Herpetocetus morrowi, El Adli & Deméré & Boessenecker, 2014

HERPETOCETUS MORROWI

One of the inherent problems faced by systematic palaeontologists is how to deal with morphological variation in the recognition and diagnosis of fossil species. As in extant organisms, morphological variation within a given population is expressed as intraspecific variation amongst individuals of the same ontogenetic age, amongst individuals of different ontogenetic ages, and between individuals of different sexes. As vertebrate palaeontologists often have only a few specimens available for study for any given taxon, it is not unusual for specimens representing each of these different expressions of intraspecific variation to be assigned to different species. This problem of the biological meaning of morphological variation lies at the core of the age-old conundrum of taxonomic lumping vs. taxonomic splitting. It needs to be borne in mind that just as failure to recognize intraspecific variation can lead to overestimates of palaeobiodiversity and related phylogenetic errors, failure to recognize interspecific variation can lead to underestimates of palaeobiodiversity and errors in phylogeny. Thus, when the opportunity arises to study a relatively large suite of vertebrate fossil specimens of a single species, it is cause for celebration.

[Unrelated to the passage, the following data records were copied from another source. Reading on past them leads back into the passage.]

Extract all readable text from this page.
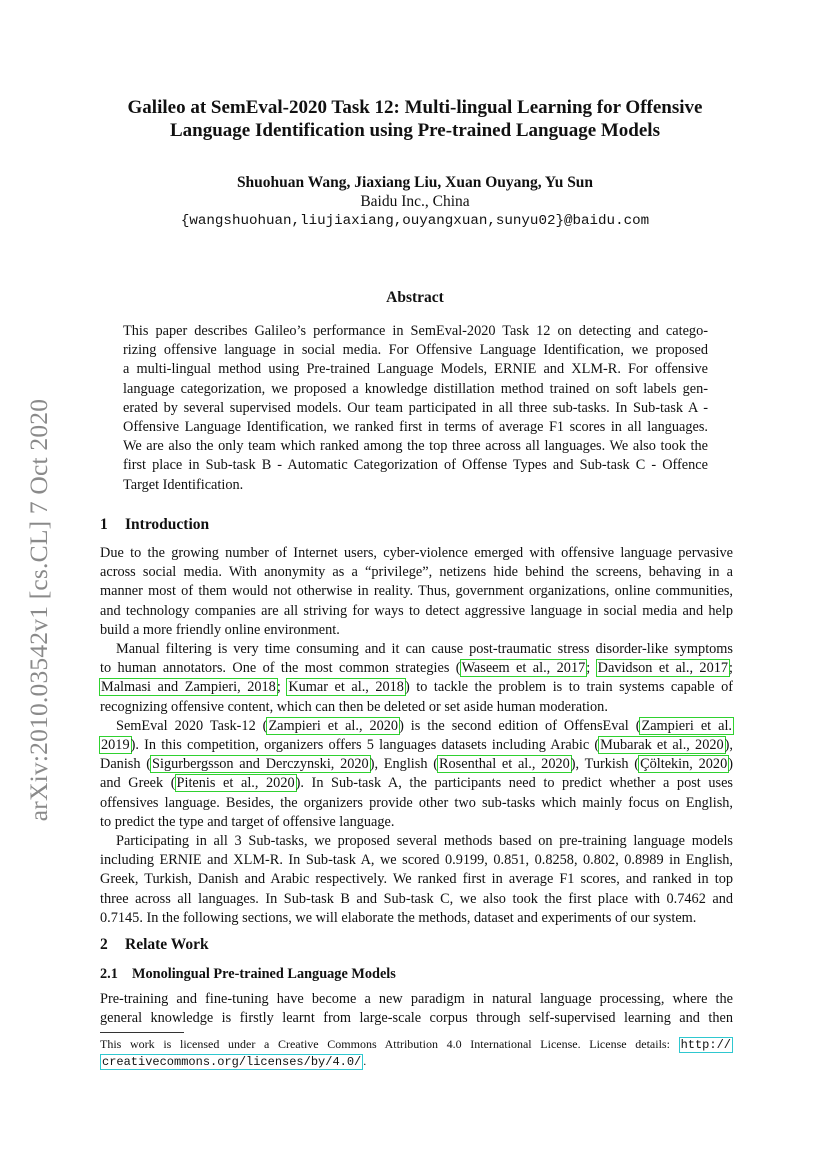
arXiv:2010.03542v1 [cs.CL] 7 Oct 2020
Galileo at SemEval-2020 Task 12: Multi-lingual Learning for Offensive
Language Identification using Pre-trained Language Models
Shuohuan Wang, Jiaxiang Liu, Xuan Ouyang, Yu Sun
Baidu Inc., China
{wangshuohuan,liujiaxiang,ouyangxuan,sunyu02}@baidu.com
Abstract
This paper describes Galileo’s performance in SemEval-2020 Task 12 on detecting and catego-
rizing offensive language in social media. For Offensive Language Identification, we proposed
a multi-lingual method using Pre-trained Language Models, ERNIE and XLM-R. For offensive
language categorization, we proposed a knowledge distillation method trained on soft labels gen-
erated by several supervised models. Our team participated in all three sub-tasks. In Sub-task A -
Offensive Language Identification, we ranked first in terms of average F1 scores in all languages.
We are also the only team which ranked among the top three across all languages. We also took the
first place in Sub-task B - Automatic Categorization of Offense Types and Sub-task C - Offence
Target Identification.
1 Introduction
Due to the growing number of Internet users, cyber-violence emerged with offensive language pervasive
across social media. With anonymity as a “privilege”, netizens hide behind the screens, behaving in a
manner most of them would not otherwise in reality. Thus, government organizations, online communities,
and technology companies are all striving for ways to detect aggressive language in social media and help
build a more friendly online environment.
Manual filtering is very time consuming and it can cause post-traumatic stress disorder-like symptoms
to human annotators. One of the most common strategies (Waseem et al., 2017; Davidson et al., 2017;
Malmasi and Zampieri, 2018; Kumar et al., 2018) to tackle the problem is to train systems capable of
recognizing offensive content, which can then be deleted or set aside human moderation.
SemEval 2020 Task-12 (Zampieri et al., 2020) is the second edition of OffensEval (Zampieri et al.
2019). In this competition, organizers offers 5 languages datasets including Arabic (Mubarak et al., 2020),
Danish (Sigurbergsson and Derczynski, 2020), English (Rosenthal et al., 2020), Turkish (Çöltekin, 2020)
and Greek (Pitenis et al., 2020). In Sub-task A, the participants need to predict whether a post uses
offensives language. Besides, the organizers provide other two sub-tasks which mainly focus on English,
to predict the type and target of offensive language.
Participating in all 3 Sub-tasks, we proposed several methods based on pre-training language models
including ERNIE and XLM-R. In Sub-task A, we scored 0.9199, 0.851, 0.8258, 0.802, 0.8989 in English,
Greek, Turkish, Danish and Arabic respectively. We ranked first in average F1 scores, and ranked in top
three across all languages. In Sub-task B and Sub-task C, we also took the first place with 0.7462 and
0.7145. In the following sections, we will elaborate the methods, dataset and experiments of our system.
2 Relate Work
2.1 Monolingual Pre-trained Language Models
Pre-training and fine-tuning have become a new paradigm in natural language processing, where the
general knowledge is firstly learnt from large-scale corpus through self-supervised learning and then
This work is licensed under a Creative Commons Attribution 4.0 International License. License details: http://
creativecommons.org/licenses/by/4.0/ .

A good example of ontogenetic variation within H. morrowi is seen in the morphological series of squamosals starting with the smallest and most juvenile specimen, SDNHM 125833, and followed by the progressively more mature specimens, SDNHM 34155, UCMP 124950, and SDNHM 65781, respectively. When viewed as an ontogenetic series, these specimens reveal variation in the degree of anterolateral rotation of the postglenoid process, wherein the almost transversely orientated process in SDNHM 125833 becomes progressively more anterolaterally rotated in successively more mature specimens. Anterolateral rotation of the postglenoid process has also resulted in a broad lateral exposure of the external surface of the postglenoid process in adult herpetocetines, which has given the posterior portion of the squamosal its broadly triangular appearance ( Fig. 24 View Figure 24 ). In juvenile individuals (SDNHM 125833) the posterior surface of the postglenoid process is orientated roughly perpendicular to the lateral surface of the zygomatic process of the squamosal and forms the anterior margin of the external auditory meatus. In successively more mature individuals (SDNHM 34155, UCMP 124950, and SDNHM 65781) the anterolateral rotation of the postglenoid process results in the posterior surface of the process assuming a more lateral orientation wherein this surface no longer forms the anterior margin of the external auditory meatus, but instead is positioned roughly in the same plane as the lateral surface of the zygomatic process. This same squamosal morphological series also reveals that the relative form of the articular surface of the glenoid fossa, which is transversely and longitudinally convex in less mature specimens (SDNHM 125833 and SDNHM 34155), becomes transversely and longitudinally planar to slightly concave in more mature specimens (SDNHM 65781). Further, the apex of the postglenoid process in juvenile individuals tapers distally to a relatively sharp edge, whereas in more mature individuals (SDNHM 65781), the apex of the postglenoid process is expanded and flattened to form an approximately lenticular (in ventral view), flattened heel that extends continuously from the posteromedial corner of the postglenoid process anteriorly around and onto the anterolateral margin of the process ( Figs 18 View Figure 18 , 19 View Figure 19 ).

The exoccipital also preserves an instructive morphological series that probably translates into an ontogenetic series. The occipital condyles in SDNHM 90484, SDNHM 31455, and UCMP 124950 are relatively broad and closely appressed to the adjacent planar surfaces of the exoccipitals, whereas the occipital condyles in SDNHM 65781 (a developmentally more mature individual) are more well defined and set off from the exoccipitals by a distinct neck. This same degree of morphological variation was used by Whitmore & Barnes (2008) to propose that the holotype skulls of H. transatlanticus and N. eremus represented immature individuals, whereas the holotype skull of H. bramblei (with its well-defined occipital condyles) was suggested to represent a mature individual.

The variable degree of development of the anterior and posterior processes of the petrosal in H. morrowi appears to represent yet another ontogenetic series, with juvenile specimens (SDNHM 38689) possessing an anteroposteriorly short anterior process and distally short and narrow posterior process, whereas more mature specimens (UCMP 124950 and SDNHM 63690) display a relatively longer anterior process and more distally elongated and wider posterior process. Bisconti (2001) noted a similar ontogenetic series in the petrosals of juvenile and adult fin whales ( Balaenoptera physalus Linnaeus, 1758 ).